Life

Here's Why Boredom Is The Worst Emotion

by Pamela J. Hobart

From the very first time your parents scoffed at an "I'm bored!" complaint until that time you were stuck in a huge line just last week with nothing to do but wait, boredom has probably played an ongoing role in your life. Sure, I know I've claimed that sadness is actually the worst emotion, and before that I said humiliation is the worst emotion. But research suggests that boredom should rank right up there with the worst of them, because it's both unpleasant and unhealthy.

Experimental participants in whom boredom was induced (with a boring video) showed a spike in cortisol, suggesting that you're actually physiologically aroused when you're bored, not physiologically depressed. And that elevated cortisol level is bad news health-wise: cortisol can "interfere with learning and memory, lower immune function and bone density, increase weight gain, blood pressure, cholesterol, heart disease," and more.

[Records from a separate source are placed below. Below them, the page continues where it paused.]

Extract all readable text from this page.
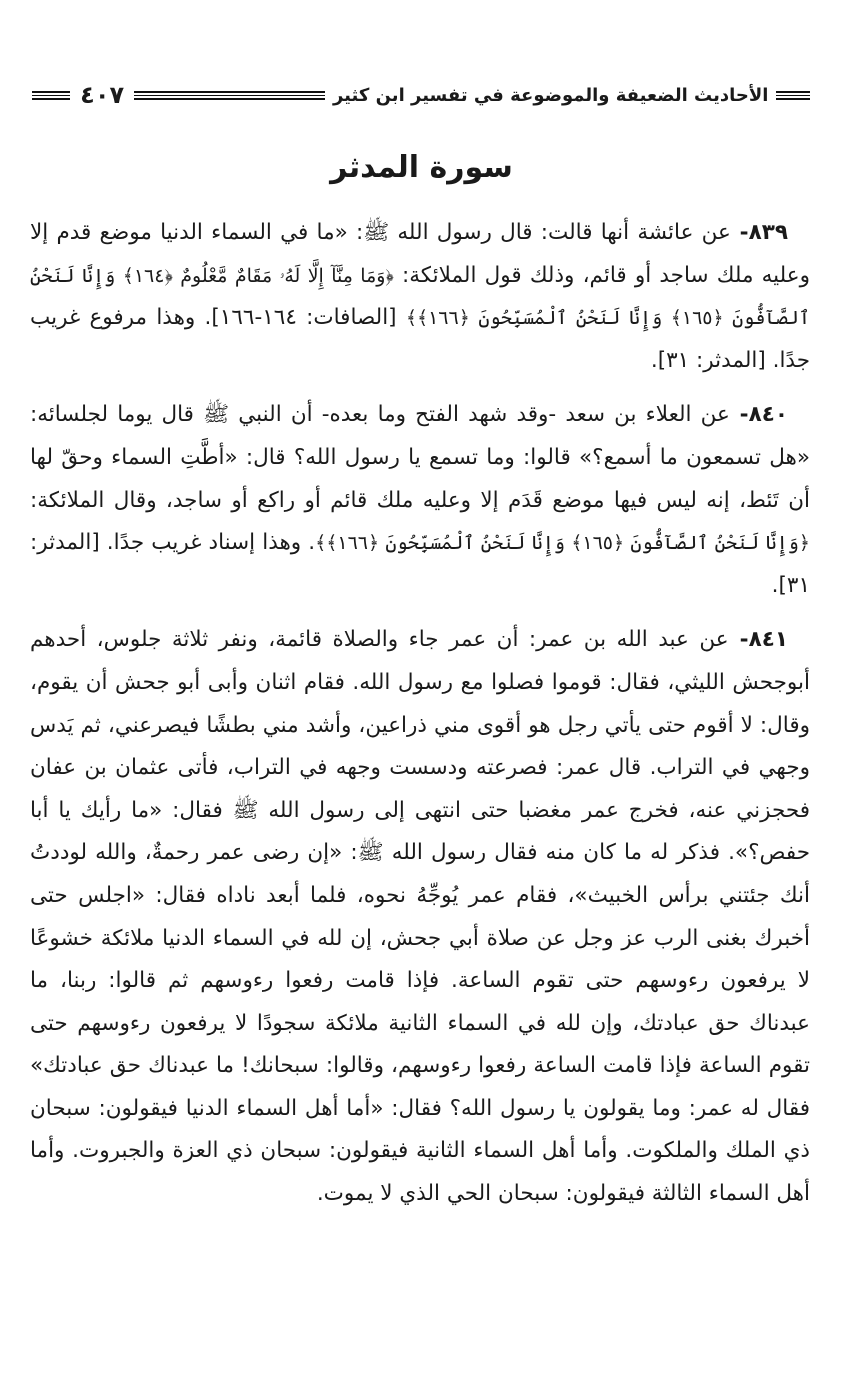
الأحاديث الضعيفة والموضوعة في تفسير ابن كثير
٤٠٧
سورة المدثر

٨٣٩- عن عائشة أنها قالت: قال رسول الله ﷺ: «ما في السماء الدنيا موضع قدم إلا وعليه ملك ساجد أو قائم، وذلك قول الملائكة: ﴿وَمَا مِنَّآ إِلَّا لَهُۥ مَقَامٌ مَّعْلُومٌ ﴿١٦٤﴾ وَإِنَّا لَنَحْنُ ٱلصَّآفُّونَ ﴿١٦٥﴾ وَإِنَّا لَنَحْنُ ٱلْمُسَبِّحُونَ ﴿١٦٦﴾﴾ [الصافات: ١٦٤-١٦٦]. وهذا مرفوع غريب جدًا. [المدثر: ٣١].

٨٤٠- عن العلاء بن سعد -وقد شهد الفتح وما بعده- أن النبي ﷺ قال يوما لجلسائه: «هل تسمعون ما أسمع؟» قالوا: وما تسمع يا رسول الله؟ قال: «أطَّتِ السماء وحقّ لها أن تَئط، إنه ليس فيها موضع قَدَم إلا وعليه ملك قائم أو راكع أو ساجد، وقال الملائكة: ﴿وَإِنَّا لَنَحْنُ ٱلصَّآفُّونَ ﴿١٦٥﴾ وَإِنَّا لَنَحْنُ ٱلْمُسَبِّحُونَ ﴿١٦٦﴾﴾. وهذا إسناد غريب جدًا. [المدثر: ٣١].

٨٤١- عن عبد الله بن عمر: أن عمر جاء والصلاة قائمة، ونفر ثلاثة جلوس، أحدهم أبوجحش الليثي، فقال: قوموا فصلوا مع رسول الله. فقام اثنان وأبى أبو جحش أن يقوم، وقال: لا أقوم حتى يأتي رجل هو أقوى مني ذراعين، وأشد مني بطشًا فيصرعني، ثم يَدس وجهي في التراب. قال عمر: فصرعته ودسست وجهه في التراب، فأتى عثمان بن عفان فحجزني عنه، فخرج عمر مغضبا حتى انتهى إلى رسول الله ﷺ فقال: «ما رأيك يا أبا حفص؟». فذكر له ما كان منه فقال رسول الله ﷺ: «إن رضى عمر رحمةٌ، والله لوددتُ أنك جئتني برأس الخبيث»، فقام عمر يُوجِّهُ نحوه، فلما أبعد ناداه فقال: «اجلس حتى أخبرك بغنى الرب عز وجل عن صلاة أبي جحش، إن لله في السماء الدنيا ملائكة خشوعًا لا يرفعون رءوسهم حتى تقوم الساعة. فإذا قامت رفعوا رءوسهم ثم قالوا: ربنا، ما عبدناك حق عبادتك، وإن لله في السماء الثانية ملائكة سجودًا لا يرفعون رءوسهم حتى تقوم الساعة فإذا قامت الساعة رفعوا رءوسهم، وقالوا: سبحانك! ما عبدناك حق عبادتك» فقال له عمر: وما يقولون يا رسول الله؟ فقال: «أما أهل السماء الدنيا فيقولون: سبحان ذي الملك والملكوت. وأما أهل السماء الثانية فيقولون: سبحان ذي العزة والجبروت. وأما أهل السماء الثالثة فيقولون: سبحان الحي الذي لا يموت.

Although boredom is certainly not a new emotion, our modern lifestyles may be exacerbating the problem. Compared to the bright colors and constant motion of activities on a smartphone or iPad, other analog entertainment opportunities (pen and paper crossword puzzles, crafting?) seem downright dull. Used to over-scheduled summers, children become more easily bored in the absence of constant planned events — are we just the adult versions of those children now?

Some boredom is a sign that you need help or a change — chronic boredom at home may mean you're depressed, and chronic boredom at work may indicate that it's time for new job. But eating or gaming or texting away every minute of boredom actually keeps you removed from an important feature of the human experience. Bored people are more likely to engage in risky behaviors (such as drug addiction, alcoholism, compulsive gambling, or eating disorders), but, unless you have an actual attention disorder, boredom provides an invitation to voluntarily direct your mental energy towards a worthwhile task.

Apparently, atheists feel bored more frequently than religious people, suggesting that perhaps our boredom levels are tied to whether we feel an overarching purpose in life. Attention problems and boredom at school are reaching epidemic levels as formal education becomes increasingly detached from things students see as relevant to their lives, too. What is your boredom telling you?

So this winter, when you're stuck indoors, try a little unstructured adult play of your own. Conversation with friends, reading a book, or even just thinking to yourself for a while can go a long way towards taming the attention monsters that our digital age has produced out of us. If you're experiencing a common bout of holiday boredom, try tuning into your family instead of tuning out. At the end of the day, boredom is more about you than it is about the external environment. If you're in a healthy place psychologically and there's not much going on in your surroundings, that's called "relaxation," not "boredom." You should try it sometime.